Pearson’s correlation coefficient

Question 20

What does Pearson’s Correlation Coefficient assess.

Answer 20

The sign of r denotes the nature of association (positive or negative)
The value of r denotes the strength of the association between (-1) and (+1)
The further r is away from 0 the larger the sample size. So the less likely the association could have occurred by chance if there was no real association between the variables considered.

Question 21

The closer the r value is to 0…

Answer 21

The greater the variation around the line

Question 22

When do we use Pearson r significance test?

Answer 22

To test if a relationship exists between two variables, and determine the magnitude and direction.
To test if two sets of paired measurements, neither of which is clearly independent of the other, are linearly associated.

Question 23

Assumptions of Pearson’s r significance test

Answer 23

For each subject in the study there must be related pairs of scores:
- If a subject has a score on variable x, then the same subject must have a score on variable y.
- The variables must have a linear relationship. ie. the relationship can be most accurately represented by a straight line.

Question 24

Rules for Pearson’s correlation hypothesis testing

Answer 24

• Significance (two-tailed) or p-value > 0.05, reject H0 There is no correlation between the two variables.
• Significance (two-tailed) or p-value ≤ 0.05, reject H0
  Assume there’s linear correlation between the variables.
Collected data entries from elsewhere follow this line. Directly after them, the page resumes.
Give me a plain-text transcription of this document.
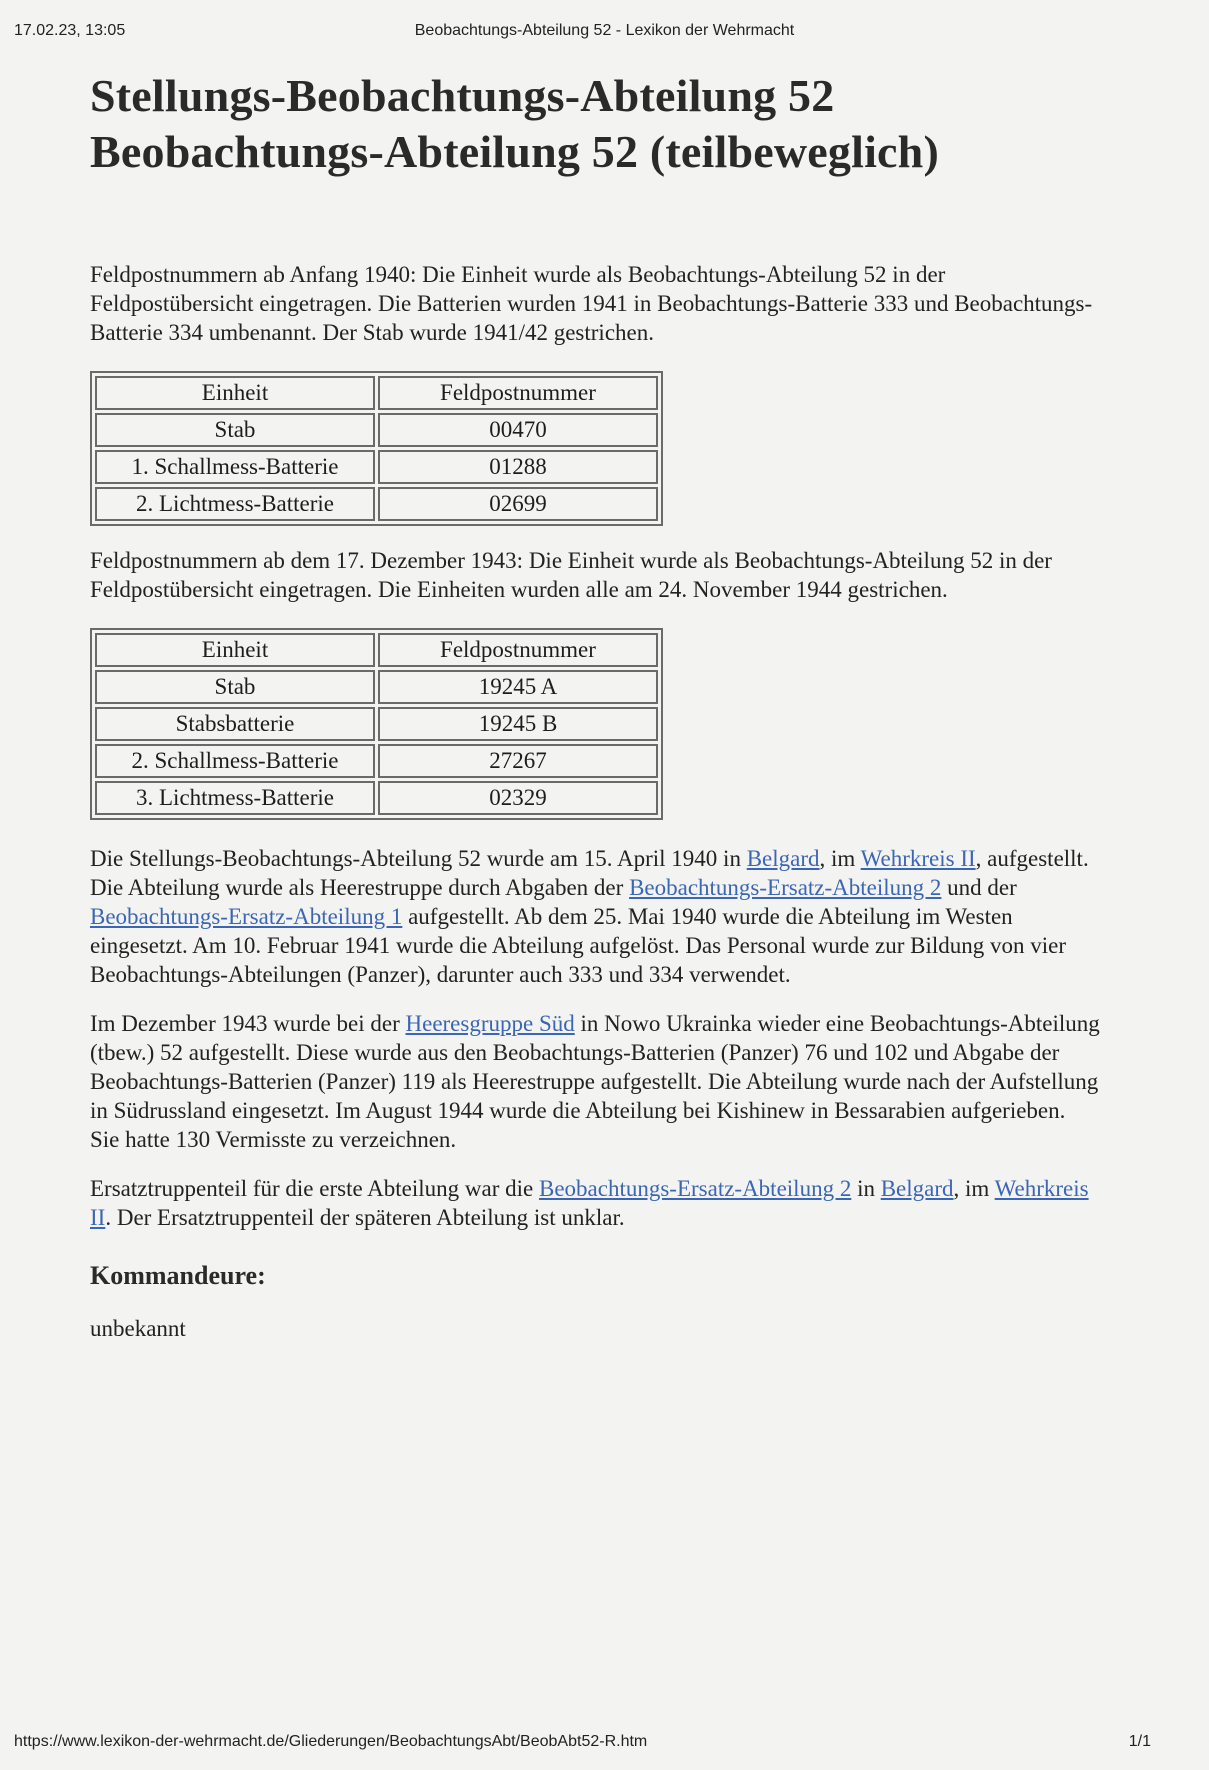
17.02.23, 13:05	Beobachtungs-Abteilung 52 - Lexikon der Wehrmacht
Stellungs-Beobachtungs-Abteilung 52
Beobachtungs-Abteilung 52 (teilbeweglich)

Feldpostnummern ab Anfang 1940: Die Einheit wurde als Beobachtungs-Abteilung 52 in der Feldpostübersicht eingetragen. Die Batterien wurden 1941 in Beobachtungs-Batterie 333 und Beobachtungs-Batterie 334 umbenannt. Der Stab wurde 1941/42 gestrichen.

Einheit	Feldpostnummer
Stab	00470
1. Schallmess-Batterie	01288
2. Lichtmess-Batterie	02699

Feldpostnummern ab dem 17. Dezember 1943: Die Einheit wurde als Beobachtungs-Abteilung 52 in der Feldpostübersicht eingetragen. Die Einheiten wurden alle am 24. November 1944 gestrichen.

Einheit	Feldpostnummer
Stab	19245 A
Stabsbatterie	19245 B
2. Schallmess-Batterie	27267
3. Lichtmess-Batterie	02329

Die Stellungs-Beobachtungs-Abteilung 52 wurde am 15. April 1940 in Belgard, im Wehrkreis II, aufgestellt. Die Abteilung wurde als Heerestruppe durch Abgaben der Beobachtungs-Ersatz-Abteilung 2 und der Beobachtungs-Ersatz-Abteilung 1 aufgestellt. Ab dem 25. Mai 1940 wurde die Abteilung im Westen eingesetzt. Am 10. Februar 1941 wurde die Abteilung aufgelöst. Das Personal wurde zur Bildung von vier Beobachtungs-Abteilungen (Panzer), darunter auch 333 und 334 verwendet.

Im Dezember 1943 wurde bei der Heeresgruppe Süd in Nowo Ukrainka wieder eine Beobachtungs-Abteilung (tbew.) 52 aufgestellt. Diese wurde aus den Beobachtungs-Batterien (Panzer) 76 und 102 und Abgabe der Beobachtungs-Batterien (Panzer) 119 als Heerestruppe aufgestellt. Die Abteilung wurde nach der Aufstellung in Südrussland eingesetzt. Im August 1944 wurde die Abteilung bei Kishinew in Bessarabien aufgerieben. Sie hatte 130 Vermisste zu verzeichnen.

Ersatztruppenteil für die erste Abteilung war die Beobachtungs-Ersatz-Abteilung 2 in Belgard, im Wehrkreis II. Der Ersatztruppenteil der späteren Abteilung ist unklar.

Kommandeure:

unbekannt

https://www.lexikon-der-wehrmacht.de/Gliederungen/BeobachtungsAbt/BeobAbt52-R.htm	1/1
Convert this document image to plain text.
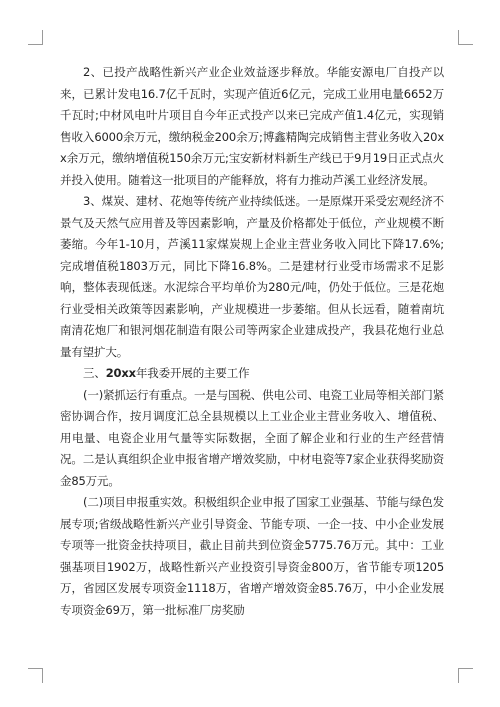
2、已投产战略性新兴产业企业效益逐步释放。华能安源电厂自投产以来，已累计发电16.7亿千瓦时，实现产值近6亿元，完成工业用电量6652万千瓦时;中材风电叶片项目自今年正式投产以来已完成产值1.4亿元，实现销售收入6000余万元，缴纳税金200余万;博鑫精陶完成销售主营业务收入20xx余万元，缴纳增值税150余万元;宝安新材料新生产线已于9月19日正式点火并投入使用。随着这一批项目的产能释放，将有力推动芦溪工业经济发展。

3、煤炭、建材、花炮等传统产业持续低迷。一是原煤开采受宏观经济不景气及天然气应用普及等因素影响，产量及价格都处于低位，产业规模不断萎缩。今年1-10月，芦溪11家煤炭规上企业主营业务收入同比下降17.6%;完成增值税1803万元，同比下降16.8%。二是建材行业受市场需求不足影响，整体表现低迷。水泥综合平均单价为280元/吨，仍处于低位。三是花炮行业受相关政策等因素影响，产业规模进一步萎缩。但从长远看，随着南坑南清花炮厂和银河烟花制造有限公司等两家企业建成投产，我县花炮行业总量有望扩大。

三、20xx年我委开展的主要工作

(一)紧抓运行有重点。一是与国税、供电公司、电瓷工业局等相关部门紧密协调合作，按月调度汇总全县规模以上工业企业主营业务收入、增值税、用电量、电瓷企业用气量等实际数据，全面了解企业和行业的生产经营情况。二是认真组织企业申报省增产增效奖励，中材电瓷等7家企业获得奖励资金85万元。

(二)项目申报重实效。积极组织企业申报了国家工业强基、节能与绿色发展专项;省级战略性新兴产业引导资金、节能专项、一企一技、中小企业发展专项等一批资金扶持项目，截止目前共到位资金5775.76万元。其中：工业强基项目1902万，战略性新兴产业投资引导资金800万，省节能专项1205万，省园区发展专项资金1118万，省增产增效资金85.76万，中小企业发展专项资金69万，第一批标准厂房奖励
There is a significant association between variables.

Question 25

Word of caution for correlation and causation

Answer 25

Correlation doesn’t imply causation

Question 26

Correlation analysis examines:

Answer 26

the strength (intensity) of a relationship between two variables.

Question 27

Regression analysis measures:

Answer 27

the form of the relationship and describes the functional relationship between variables.
regression usually applies when we have control of the x variable (independent) and can measure it without error.

Question 28

Regression:

Answer 28

While correlation is concerned with the magnitude and direction of the relationship, regression focuses on using the relationship as a prediction model

Question 29

Linear regression is a form of:

Answer 29

Statistical modelling
(we are predicting the future)